Даже при выборе своей «литературной маски» Синявский вступал в конфликт с русской и тем более советской литературной традицией, которая отдавала предпочтение псевдонимам броским и многозначительным: Андрей Белый, Максим Горький, Демьян Бедный, Михаил Голодный, Артем Веселый, Михаил Светлов, Эдуард Багрицкий… «Мой псевдоним, – объяснял «литературный диссидент» Синявский, – не несет в себе никакой идеи… Мне хотелось, чтобы он звучал, наоборот, некрасиво и несколько сниженно, но экспрессивно. Абрам Терц – герой старой блатной песни, еврей, а я сформировался в период борьбы с космополитизмом и понял и перенял афоризм Цветаевой: «В сем христианнейшем из миров поэты – жиды!» Поэт – это изгой, возбуждающий негодование и насмешки, и в широком смысле писатель в моем понимании – это чужак… Абрам Терц пишет статьи и книги, которые не мог бы написать Андрей Синявский».
В середине 1950-х, когда совсем уж стало невмоготу и всякое терпение лопнуло, на бумагу выплеснулись первые прозаические наброски, из которых родились рассказы «В цирке», «Графоманы» и другие. Позже многие литературоведы – в партикулярном платье и при погонах – натужно пытались разгадать жанр этих произведений. Кто-то говорил о фантасмагорической беллетристике, другие о сказках, отстраненной прозе. Но автор все время балансировал, приплясывая, на краешке горячего котла, бурлящего истинными фактами и фантазиями, обманом заводя читателя знакомыми вроде бы тропками в черт знает какие чащобы. Знаток творчества Гофмана, Гойи и Достоевского (а не только А.М. Горького), Синявский с удовольствием окунулся в магический реализм, бесконечную литературную игру.
Героем повести «Суд идет» он назначил прокурорского сынка Сережу, наивного десятиклассника, мечтающего об истинном социализме, для утверждения которого организующего подпольную «партию». При этом Сережа искренне верил, что в борьбе за правое дело полезны даже расстрелы несогласных. Герой очередной антиутопии Синявского «Любимов» – велосипедный мастер Леня Тихомиров, наделенный сверхъестественными возможностями, – решает построить коммунизм в одном, отдельно взятом городе – Любимове, не прибегая к насилию. Только вот беда, этот карикатурный рай в конце повести насильственно уничтожается.

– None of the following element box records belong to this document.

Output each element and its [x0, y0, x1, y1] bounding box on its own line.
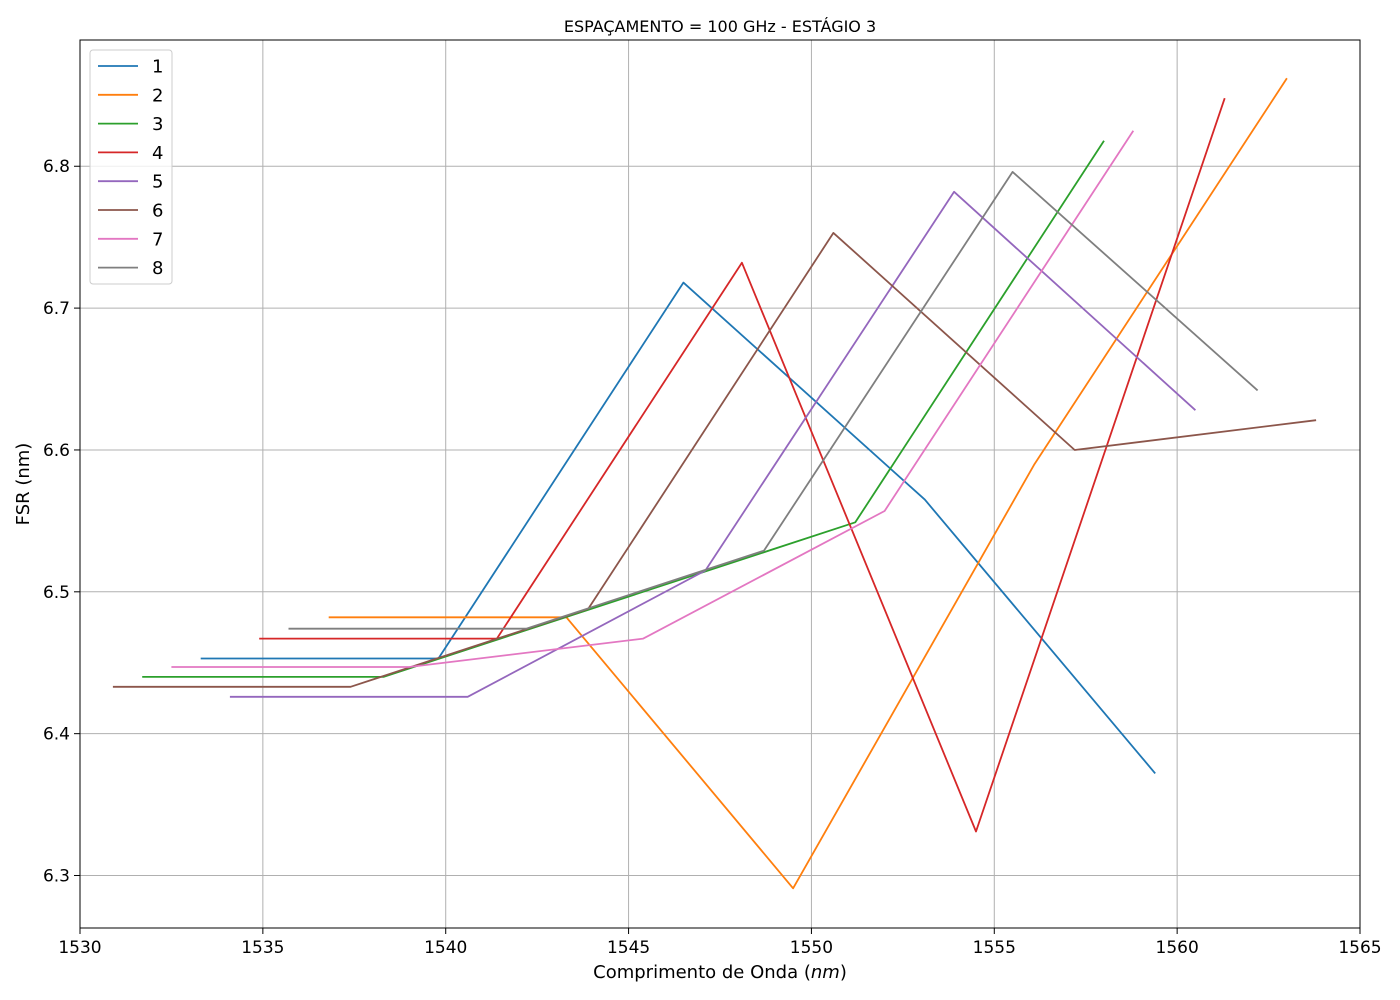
legend-entry-1: 1: [98, 57, 163, 78]
y-tick: 6.4: [43, 725, 80, 745]
y-tick-label: 6.4: [43, 725, 70, 745]
x-axis-label-suffix: ): [840, 962, 847, 983]
y-tick: 6.7: [43, 299, 80, 319]
x-tick-label: 1555: [973, 938, 1016, 958]
legend-box: [89, 49, 173, 285]
legend-entry-3: 3: [98, 114, 163, 135]
legend-entry-7: 7: [98, 229, 163, 250]
series-line-1: [200, 281, 1156, 774]
y-tick-label: 6.7: [43, 299, 70, 319]
x-tick-label: 1545: [607, 938, 650, 958]
legend: 1 2 3 4 5 6 7 8: [89, 49, 173, 285]
x-tick-label: 1550: [790, 938, 833, 958]
y-tick: 6.8: [43, 157, 80, 177]
legend-label-1: 1: [152, 57, 163, 78]
legend-entry-2: 2: [98, 85, 163, 106]
x-tick: 1535: [241, 928, 284, 958]
y-tick: 6.6: [43, 441, 80, 461]
legend-label-4: 4: [152, 143, 163, 164]
legend-label-3: 3: [152, 114, 163, 135]
legend-label-7: 7: [152, 229, 163, 250]
x-tick-label: 1540: [424, 938, 467, 958]
y-tick-label: 6.8: [43, 157, 70, 177]
y-tick: 6.5: [43, 583, 80, 603]
legend-entry-5: 5: [98, 172, 163, 193]
x-axis-label-unit: nm: [811, 962, 840, 983]
series-line-5: [229, 190, 1197, 698]
x-tick-label: 1530: [58, 938, 101, 958]
series-line-2: [328, 77, 1288, 890]
grid: [79, 40, 1361, 928]
legend-entry-6: 6: [98, 201, 163, 222]
y-tick-label: 6.3: [43, 867, 70, 887]
x-axis-ticks: 1530 1535 1540 1545 1550 1555 1560 1565: [58, 928, 1382, 958]
series-line-4: [259, 97, 1226, 833]
x-tick-label: 1560: [1156, 938, 1199, 958]
series-line-8: [288, 170, 1259, 630]
x-tick: 1565: [1338, 928, 1382, 958]
x-tick: 1555: [973, 928, 1016, 958]
y-tick-label: 6.6: [43, 441, 70, 461]
x-axis-label: Comprimento de Onda (nm): [593, 962, 847, 983]
legend-entry-4: 4: [98, 143, 163, 164]
y-axis-label: FSR (nm): [13, 443, 34, 526]
plot-area-frame: [79, 39, 1361, 929]
x-tick: 1540: [424, 928, 467, 958]
x-tick: 1560: [1156, 928, 1199, 958]
x-tick-label: 1565: [1338, 938, 1381, 958]
x-tick: 1530: [58, 928, 102, 958]
x-tick-label: 1535: [241, 938, 284, 958]
series-line-6: [112, 231, 1317, 688]
series-layer: [112, 77, 1317, 890]
y-tick-label: 6.5: [43, 583, 70, 603]
legend-label-6: 6: [152, 201, 163, 222]
y-axis-ticks: 6.3 6.4 6.5 6.6 6.7 6.8: [43, 157, 80, 887]
x-tick: 1550: [790, 928, 833, 958]
x-tick: 1545: [607, 928, 650, 958]
series-line-7: [171, 130, 1135, 668]
x-axis-label-prefix: Comprimento de Onda (: [593, 962, 811, 983]
chart-title: ESPAÇAMENTO = 100 GHz - ESTÁGIO 3: [564, 17, 876, 36]
legend-label-5: 5: [152, 172, 163, 193]
legend-label-2: 2: [152, 85, 163, 106]
legend-entry-8: 8: [98, 258, 163, 279]
y-tick: 6.3: [43, 867, 80, 887]
legend-label-8: 8: [152, 258, 163, 279]
series-line-3: [142, 140, 1105, 678]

Канал для отправки рукописи за кордон был давно продуман. Еще будучи студентом, Андрей Синявский обратил внимание на прелестную француженку Элен Пельтье-Замойскую, пожелавшую изучать в МГУ русскую словесность. Неформальные встречи были зафиксированы, и «контактера» пригласили «для беседы». Молодому студенту настойчиво предложили потеснее завязать дружеские связи с мадемуазель Элен. Сама молодая славистка чекистов интересовала мало, зато ее отец – военно-морской атташе посольства Франции в Москве, адмирал Пельтье – был чрезвычайно привлекательной фигурой. А через дочку подобрать ключики к папаше можно было легко…
После недолгих раздумий Андрей согласился поработать на «органы». Но кто же мог предположить, что Синявский осмелится прийти к Элен и честно все ей выложить? Однако посмел. Более того, сообщники договорились, в каких дозах, «под каким соусом» и какую цедить информацию на Лубянку. А летом 1956 года именно через Элен дипломатической почтой первые произведения Абрама Терца ушли на Запад.
Сам Андрей Донатович любил повторять, что у него с советской властью разногласия исключительно стилистические: «…Я не писал ничего ужасного и не призывал к свержению советской власти. Достаточно уже одного того, что ты как-то по-другому мыслишь и по-другому, по-своему ставишь слова, вступая в противоречие с общегосударственным стилем, с казенной фразой, которая всем управляет. Для таких авторов, как и для диссидентов вообще, в Советском Союзе существует специальный юридический термин: «особо опасные государственные преступники». Лично я принадлежал к этой категории».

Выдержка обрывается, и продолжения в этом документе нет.